First, get the denominator. From 1000 to 2000 inclusive, there are 1001 numbers. You can determine this by calculating the range (2000 - 1000 = 1000) and adding 1 to it (for the number 1000, which we just subtracted away in calculating the range). That already limits our possible answers to B and C, meaning that single step alone gives you a 50% chance of getting this problem correct. In fact, given that 37 shows up in another answer choice as well, C is a pretty safe educated guess. However, if we do want to commit to the rest of the problem, our next task is to figure out how many of the numbers in that range have exactly 3 identical digits. Given that all the numbers in this range start with 1 (except 2000 itself), there are a few ways this can happen:
1 1 1 __, in which the units digit can be one of 9 numbers (0, 2, 3, 4, 5, 6, 7, 8, 9)

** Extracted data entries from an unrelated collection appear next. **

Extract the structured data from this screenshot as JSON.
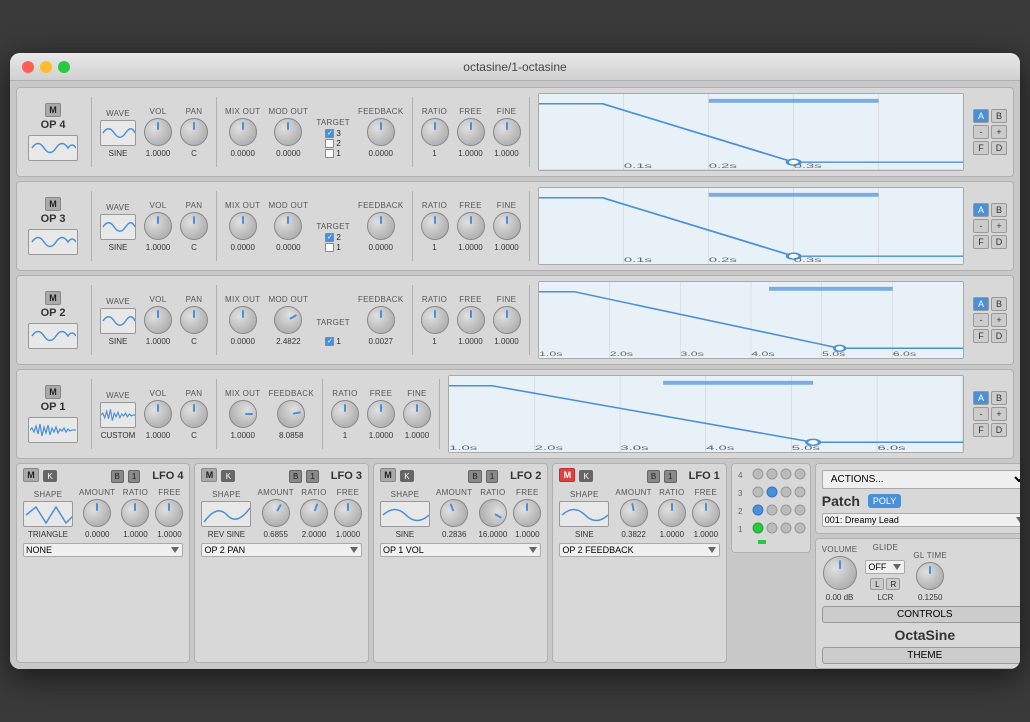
{
  "window": {
    "title": "octasine/1-octasine"
  },
  "ops": [
    {
      "id": "op4",
      "name": "OP 4",
      "wave": "SINE",
      "vol": "1.0000",
      "pan": "C",
      "mix_out": "0.0000",
      "mod_out": "0.0000",
      "feedback": "0.0000",
      "targets": [
        {
          "label": "3",
          "checked": true
        },
        {
          "label": "2",
          "checked": false
        },
        {
          "label": "1",
          "checked": false
        }
      ],
      "ratio": "1",
      "free": "1.0000",
      "fine": "1.0000",
      "env_times": [
        "0.1s",
        "0.2s",
        "0.3s"
      ],
      "env_type": "short"
    },
    {
      "id": "op3",
      "name": "OP 3",
      "wave": "SINE",
      "vol": "1.0000",
      "pan": "C",
      "mix_out": "0.0000",
      "mod_out": "0.0000",
      "feedback": "0.0000",
      "targets": [
        {
          "label": "2",
          "checked": true
        },
        {
          "label": "1",
          "checked": false
        }
      ],
      "ratio": "1",
      "free": "1.0000",
      "fine": "1.0000",
      "env_times": [
        "0.1s",
        "0.2s",
        "0.3s"
      ],
      "env_type": "short"
    },
    {
      "id": "op2",
      "name": "OP 2",
      "wave": "SINE",
      "vol": "1.0000",
      "pan": "C",
      "mix_out": "0.0000",
      "mod_out": "2.4822",
      "feedback": "0.0027",
      "targets": [
        {
          "label": "1",
          "checked": true
        }
      ],
      "ratio": "1",
      "free": "1.0000",
      "fine": "1.0000",
      "env_times": [
        "1.0s",
        "2.0s",
        "3.0s",
        "4.0s",
        "5.0s",
        "6.0s"
      ],
      "env_type": "long"
    },
    {
      "id": "op1",
      "name": "OP 1",
      "wave": "CUSTOM",
      "vol": "1.0000",
      "pan": "C",
      "mix_out": "1.0000",
      "mod_out": null,
      "feedback": "8.0858",
      "targets": null,
      "ratio": "1",
      "free": "1.0000",
      "fine": "1.0000",
      "env_times": [
        "1.0s",
        "2.0s",
        "3.0s",
        "4.0s",
        "5.0s",
        "6.0s"
      ],
      "env_type": "long"
    }
  ],
  "lfos": [
    {
      "id": "lfo4",
      "name": "LFO 4",
      "shape": "TRIANGLE",
      "amount": "0.0000",
      "ratio": "1.0000",
      "free": "1.0000",
      "target": "NONE",
      "wave_type": "triangle"
    },
    {
      "id": "lfo3",
      "name": "LFO 3",
      "shape": "REV SINE",
      "amount": "0.6855",
      "ratio": "2.0000",
      "free": "1.0000",
      "target": "OP 2 PAN",
      "wave_type": "rev_sine"
    },
    {
      "id": "lfo2",
      "name": "LFO 2",
      "shape": "SINE",
      "amount": "0.2836",
      "ratio": "16.0000",
      "free": "1.0000",
      "target": "OP 1 VOL",
      "wave_type": "sine"
    },
    {
      "id": "lfo1",
      "name": "LFO 1",
      "shape": "SINE",
      "amount": "0.3822",
      "ratio": "1.0000",
      "free": "1.0000",
      "target": "OP 2 FEEDBACK",
      "wave_type": "sine",
      "m_red": true
    }
  ],
  "controls": {
    "volume_label": "VOLUME",
    "volume_val": "0.00 dB",
    "glide_label": "GLIDE",
    "glide_val": "OFF",
    "gl_time_label": "GL TIME",
    "gl_time_val": "0.1250",
    "lcr": "LCR",
    "controls_btn": "CONTROLS",
    "octasine_label": "OctaSine",
    "theme_btn": "THEME"
  },
  "patch": {
    "actions_label": "ACTIONS...",
    "patch_label": "Patch",
    "poly_label": "POLY",
    "patch_name": "001: Dreamy Lead"
  },
  "labels": {
    "wave": "WAVE",
    "vol": "VOL",
    "pan": "PAN",
    "mix_out": "MIX OUT",
    "mod_out": "MOD OUT",
    "target": "TARGET",
    "feedback": "FEEDBACK",
    "ratio": "RATIO",
    "free": "FREE",
    "fine": "FINE",
    "shape": "SHAPE",
    "amount": "AMOUNT"
  },
  "env_buttons": {
    "a": "A",
    "b": "B",
    "minus": "-",
    "plus": "+",
    "f": "F",
    "d": "D"
  }
}
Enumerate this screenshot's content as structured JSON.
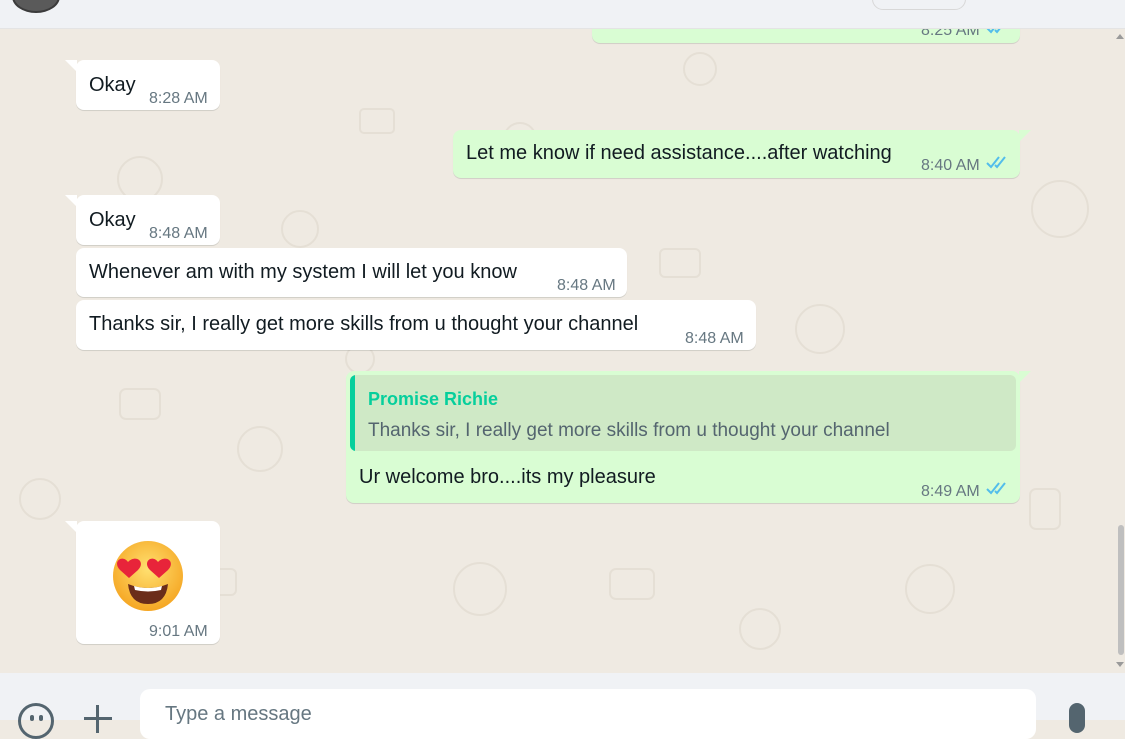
{
  "header": {
    "avatar_icon": "contact-avatar",
    "menu_icon": "header-pill-button"
  },
  "messages": [
    {
      "type": "out",
      "text": "",
      "time": "8:25 AM",
      "status": "read"
    },
    {
      "type": "in",
      "text": "Okay",
      "time": "8:28 AM"
    },
    {
      "type": "out",
      "text": "Let me know if need assistance....after watching",
      "time": "8:40 AM",
      "status": "read"
    },
    {
      "type": "in",
      "text": "Okay",
      "time": "8:48 AM"
    },
    {
      "type": "in",
      "text": "Whenever am with my system I will let you know",
      "time": "8:48 AM"
    },
    {
      "type": "in",
      "text": "Thanks sir, I really get more skills from u thought your channel",
      "time": "8:48 AM"
    },
    {
      "type": "out",
      "quote": {
        "author": "Promise Richie",
        "text": "Thanks sir, I really get more skills from u thought your channel"
      },
      "text": "Ur welcome bro....its my pleasure",
      "time": "8:49 AM",
      "status": "read"
    },
    {
      "type": "in",
      "emoji": "smiling-face-with-heart-eyes",
      "time": "9:01 AM"
    }
  ],
  "composer": {
    "placeholder": "Type a message",
    "emoji_icon": "smiley-icon",
    "attach_icon": "plus-icon",
    "mic_icon": "microphone-icon"
  },
  "colors": {
    "chat_bg": "#efeae2",
    "incoming": "#ffffff",
    "outgoing": "#d9fdd3",
    "read_ticks": "#53bdeb",
    "quote_accent": "#06cf9c"
  }
}
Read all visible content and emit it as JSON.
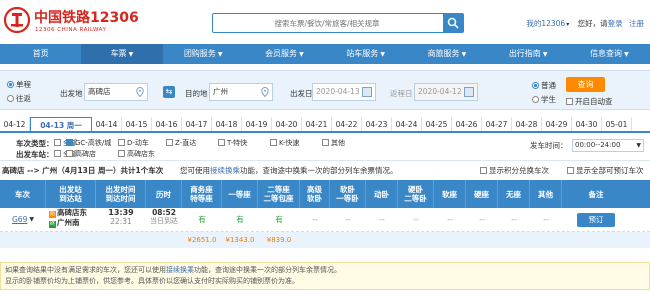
{
  "header": {
    "logo_cn": "中国铁路12306",
    "logo_en": "12306 CHINA RAILWAY",
    "search_placeholder": "搜索车票/餐饮/常旅客/相关规章",
    "my_account": "我的12306",
    "greeting": "您好，请",
    "login": "登录",
    "register": "注册"
  },
  "nav": [
    {
      "label": "首页",
      "chevron": false
    },
    {
      "label": "车票",
      "chevron": true
    },
    {
      "label": "团购服务",
      "chevron": true
    },
    {
      "label": "会员服务",
      "chevron": true
    },
    {
      "label": "站车服务",
      "chevron": true
    },
    {
      "label": "商旅服务",
      "chevron": true
    },
    {
      "label": "出行指南",
      "chevron": true
    },
    {
      "label": "信息查询",
      "chevron": true
    }
  ],
  "query": {
    "one_way": "单程",
    "round_trip": "往返",
    "from_label": "出发地",
    "from_value": "高碑店",
    "to_label": "目的地",
    "to_value": "广州",
    "depart_label": "出发日",
    "depart_value": "2020-04-13",
    "return_label": "返程日",
    "return_value": "2020-04-12",
    "search_button": "查询",
    "normal": "普通",
    "student": "学生",
    "auto_query": "开启自动查"
  },
  "dates": [
    "04-12",
    "04-13 周一",
    "04-14",
    "04-15",
    "04-16",
    "04-17",
    "04-18",
    "04-19",
    "04-20",
    "04-21",
    "04-22",
    "04-23",
    "04-24",
    "04-25",
    "04-26",
    "04-27",
    "04-28",
    "04-29",
    "04-30",
    "05-01"
  ],
  "filters": {
    "train_type_label": "车次类型：",
    "types": [
      "全部",
      "GC-高铁/城",
      "D-动车",
      "Z-直达",
      "T-特快",
      "K-快速",
      "其他"
    ],
    "station_label": "出发车站：",
    "stations": [
      "全部",
      "高碑店",
      "高碑店东"
    ],
    "depart_time_label": "发车时间：",
    "depart_time_value": "00:00--24:00"
  },
  "route": {
    "summary": "高碑店 --> 广州（4月13日 周一）共计1个车次",
    "tip_prefix": "您可使用",
    "tip_link": "接续换乘",
    "tip_suffix": "功能，查询途中换乘一次的部分列车余票情况。",
    "show_points": "显示积分兑换车次",
    "show_all": "显示全部可预订车次"
  },
  "table": {
    "headers": [
      "车次",
      "出发站\n到达站",
      "出发时间\n到达时间",
      "历时",
      "商务座\n特等座",
      "一等座",
      "二等座\n二等包座",
      "高级\n软卧",
      "软卧\n一等卧",
      "动卧",
      "硬卧\n二等卧",
      "软座",
      "硬座",
      "无座",
      "其他",
      "备注"
    ],
    "row": {
      "train": "G69",
      "from_station": "高碑店东",
      "to_station": "广州南",
      "depart_time": "13:39",
      "arrive_time": "22:31",
      "duration": "08:52",
      "arrive_day": "当日到达",
      "business": "有",
      "first": "有",
      "second": "有",
      "others": [
        "--",
        "--",
        "--",
        "--",
        "--",
        "--",
        "--",
        "--"
      ],
      "book": "预订"
    },
    "prices": [
      "¥2651.0",
      "¥1343.0",
      "¥839.0"
    ]
  },
  "notice": {
    "line1_prefix": "如果查询结果中没有满足需求的车次，您还可以使用",
    "line1_link": "接续换乘",
    "line1_suffix": "功能，查询途中换乘一次的部分列车余票情况。",
    "line2": "显示的卧铺票价均为上铺票价，供您参考。具体票价以您确认支付时实际购买的铺别票价为准。"
  },
  "colors": {
    "primary": "#3a87c8",
    "orange": "#ff8a00",
    "brand_red": "#d8261f",
    "green": "#2a9d3a"
  }
}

1 1 __ 1, in which the tens digit can be one of 9 numbers (the same as above)
1 __ 1 1, in which the hundreds digit can again be one of the same 9 numbers
1 __ __ __, in which all three of the unknown digits can be the same 9 non-1 numbers (1000, 1222, 1333, etc.)
That's 36 total options so far; however, we must add one more: 2000 itself, which has three 0s. As such, we have a total of 37 numbers in that range with three identical digits, and the answer is in fact C.